Érick – pardo, alto, magro, cabelo curto e escuro. Irmão de Jaqueline. Histórico familiar de violência e abuso de SPA, sua irmã mais velha possui sua guarda, não possui contato com os pais. Já esteve em situação de abrigamento institucional. Participa ativamente dos diálogos e atividades. Buscou o grupo para oportunidades de trabalho.

18 M 1ºEM Sim

Melissa – negra, estatura mediana, magra, cabelo escuro, ondulado e longo. Reside com o pai e irmão, pai alcoolista e irmão com histórico de abuso de SPA. Participa ativamente dos diálogos do grupo, referindo com frequência suas dificuldades familiares.

16 F 9º EM Sim

Laura – branca, baixa, em sobrepeso, cabelo castanho claro cacheado na altura dos ombros. Reside com a mãe que possui doença gravem incapacitante. Apresenta dificuldade em compreender as tarefas e acompanhar o grupo nos diálogos. Interage pouco com os colegas, bastante tímida.

15 F 8º EF Sim

Maurício – branco, alto, magro, cabelo castanho claro, liso e curto. Histórico familiar de abuso de SPA, com internações compulsórias do irmão, irmã PCD – (Pessoa Com Deficiência) dependente de cuidados contínuos, pouco contato com o pai. Bastante comunicativo e participativo. Faz reflexões no grupo, trazendo exemplos pessoais pertinentes. Dá sugestões e mostra-se como o porta-voz do grupo, tomando a liderança nas atividades.

17 M 1º EM Sim

A realização dos encontros com os jovens, nos moldes de grupo de reflexão, acima mencionado foi semanal, com duração média de 2 horas cada encontro, nas dependências do CRAS Sudeste. O grupo foi uma ótima experiência para poder entrar em contato com os jovens, compreendendo dessa forma suas demandas, suas dúvidas, suas ansiedades e principalmente suas expectativas frente a possibilidade de ingresso no mercado de trabalho, ingresso esse que poderia se dar por meio da vinculação a um programa de aprendizagem profissional. Foi igualmente uma experiência única da aplicação da psicologia em contextos grupais, tendo em vista que meu papel no CRAS era justamente o de trabalhar com a psicologia aplicada ao social.

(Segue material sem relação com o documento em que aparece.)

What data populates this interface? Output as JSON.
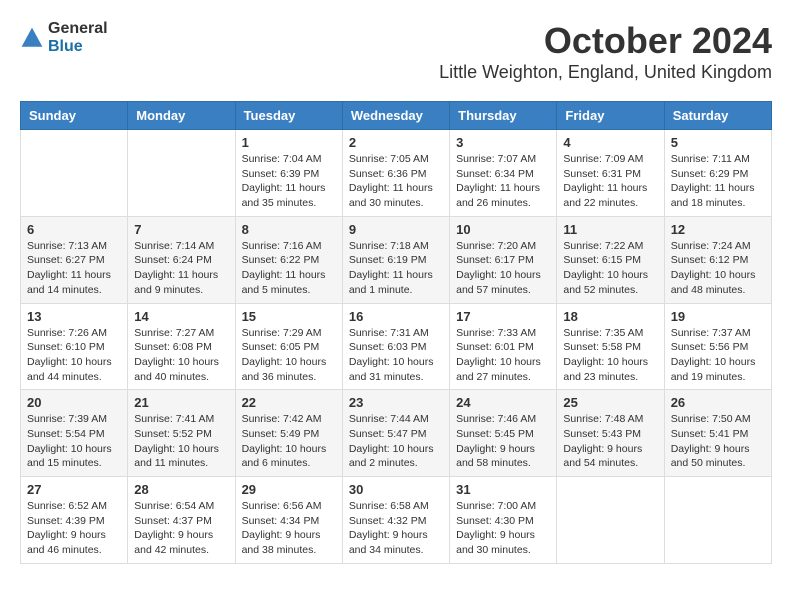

Optei por utilizar a metodologia de grupos reflexivos, modalidade de grupo operativo visando a reflexão sobre assuntos propostos pelo grupo ou para o grupo, como as questões de vulnerabilidade socioeconômica, as questões me mercado de trabalho, as questões de exclusão social, entre outras, visando deste modo identificar as possibilidades de superação do quadro de vulnerabilidade transgeracional vivenciada por estes jovens.

Os jovens receberam visitas de instituições interessadas em conhecer o trabalho que estávamos realizando e apresentar suas ações voltadas para este público. Assim, recebemos a visita do Centro de Integração Escola Empresa – CIEE RS5, da Lefan, da Coordenadoria da Juventude6 e a visita do setor de saúde mental da Secretaria Municipal da Saúde.

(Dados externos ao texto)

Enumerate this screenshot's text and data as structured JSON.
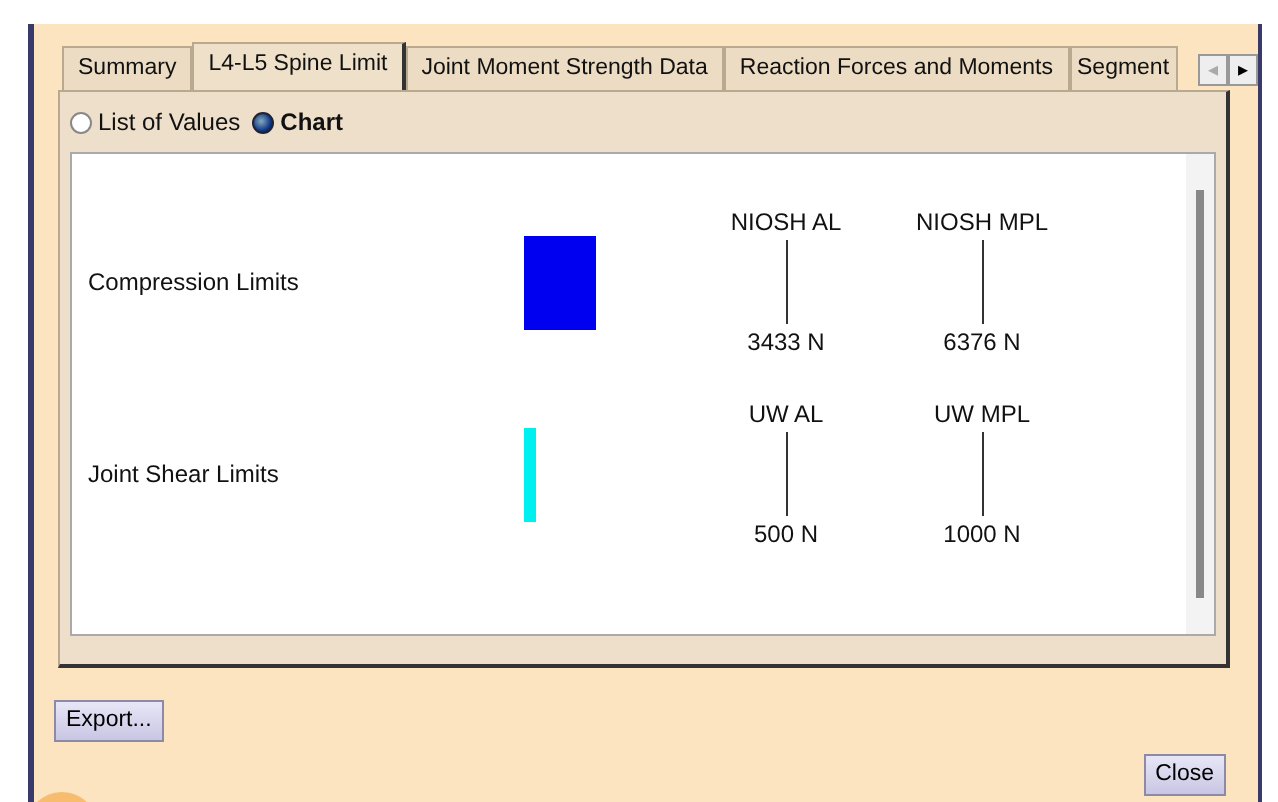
{
  "tabs": [
    {
      "label": "Summary",
      "selected": false
    },
    {
      "label": "L4-L5 Spine Limit",
      "selected": true
    },
    {
      "label": "Joint Moment Strength Data",
      "selected": false
    },
    {
      "label": "Reaction Forces and Moments",
      "selected": false
    },
    {
      "label": "Segment",
      "selected": false
    }
  ],
  "tab_scroll": [
    {
      "label": "◂",
      "disabled": true
    },
    {
      "label": "▸",
      "disabled": false
    }
  ],
  "view_options": [
    {
      "label": "List of Values",
      "selected": false
    },
    {
      "label": "Chart",
      "selected": true
    }
  ],
  "chart_rows": [
    {
      "label": "Compression Limits",
      "color": "#0000f0",
      "kind": "wide",
      "markers": [
        {
          "name": "NIOSH AL",
          "value": "3433 N"
        },
        {
          "name": "NIOSH MPL",
          "value": "6376 N"
        }
      ]
    },
    {
      "label": "Joint Shear Limits",
      "color": "#00f0f0",
      "kind": "narrow",
      "markers": [
        {
          "name": "UW AL",
          "value": "500 N"
        },
        {
          "name": "UW MPL",
          "value": "1000 N"
        }
      ]
    }
  ],
  "buttons": [
    {
      "label": "Export...",
      "kind": "export"
    },
    {
      "label": "Close",
      "kind": "close"
    }
  ]
}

Tal experiência caracterizou-se como um importante pré-campo de pesquisa, onde me foi possível perceber os sujeitos observados como parceiros da pesquisa, compreendendo dessa forma que as articulações do pesquisador com as instituições onde eles se encontram são fundamentais (família, escola, etc.), porém dependem do interesse daqueles diretamente envolvidos com o objeto da pesquisa.

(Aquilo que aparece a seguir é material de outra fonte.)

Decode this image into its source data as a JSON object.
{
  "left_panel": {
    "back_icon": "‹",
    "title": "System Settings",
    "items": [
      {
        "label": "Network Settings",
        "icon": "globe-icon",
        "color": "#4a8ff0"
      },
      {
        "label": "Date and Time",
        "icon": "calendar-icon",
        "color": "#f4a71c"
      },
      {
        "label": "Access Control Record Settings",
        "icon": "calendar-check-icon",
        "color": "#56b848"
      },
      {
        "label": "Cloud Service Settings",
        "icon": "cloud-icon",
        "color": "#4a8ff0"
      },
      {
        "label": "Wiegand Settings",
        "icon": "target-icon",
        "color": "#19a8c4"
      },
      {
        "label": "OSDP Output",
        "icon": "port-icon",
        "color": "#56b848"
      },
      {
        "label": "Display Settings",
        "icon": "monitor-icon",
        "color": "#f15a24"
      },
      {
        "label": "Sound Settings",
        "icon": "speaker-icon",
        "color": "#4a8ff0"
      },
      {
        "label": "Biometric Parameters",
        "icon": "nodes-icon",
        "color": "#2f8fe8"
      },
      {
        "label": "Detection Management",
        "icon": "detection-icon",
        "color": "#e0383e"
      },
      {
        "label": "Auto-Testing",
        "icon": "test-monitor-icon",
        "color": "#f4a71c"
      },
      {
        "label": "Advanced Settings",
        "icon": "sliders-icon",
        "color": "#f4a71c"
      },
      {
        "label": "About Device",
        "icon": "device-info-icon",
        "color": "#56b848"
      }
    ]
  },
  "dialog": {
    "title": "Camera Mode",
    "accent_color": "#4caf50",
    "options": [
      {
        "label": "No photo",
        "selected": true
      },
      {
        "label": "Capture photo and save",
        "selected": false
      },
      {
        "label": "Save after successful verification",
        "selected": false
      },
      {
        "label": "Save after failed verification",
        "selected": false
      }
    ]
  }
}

O resultado de um trabalho de campo se mede pela forma como o(a) próprio(a) antropólogo(a) vai refletir sobre si mesmo na experiência de campo. A confrontação pessoal com o desconhecido, o contraditório, o obscuro e o confuso no interior de si mesmo é uma das razões que conduzem inúmeros autores a considerar a etnografia como uma das práticas de pesquisa mais intensas nas ciências sociais (ROCHA; ECKERT, 2008).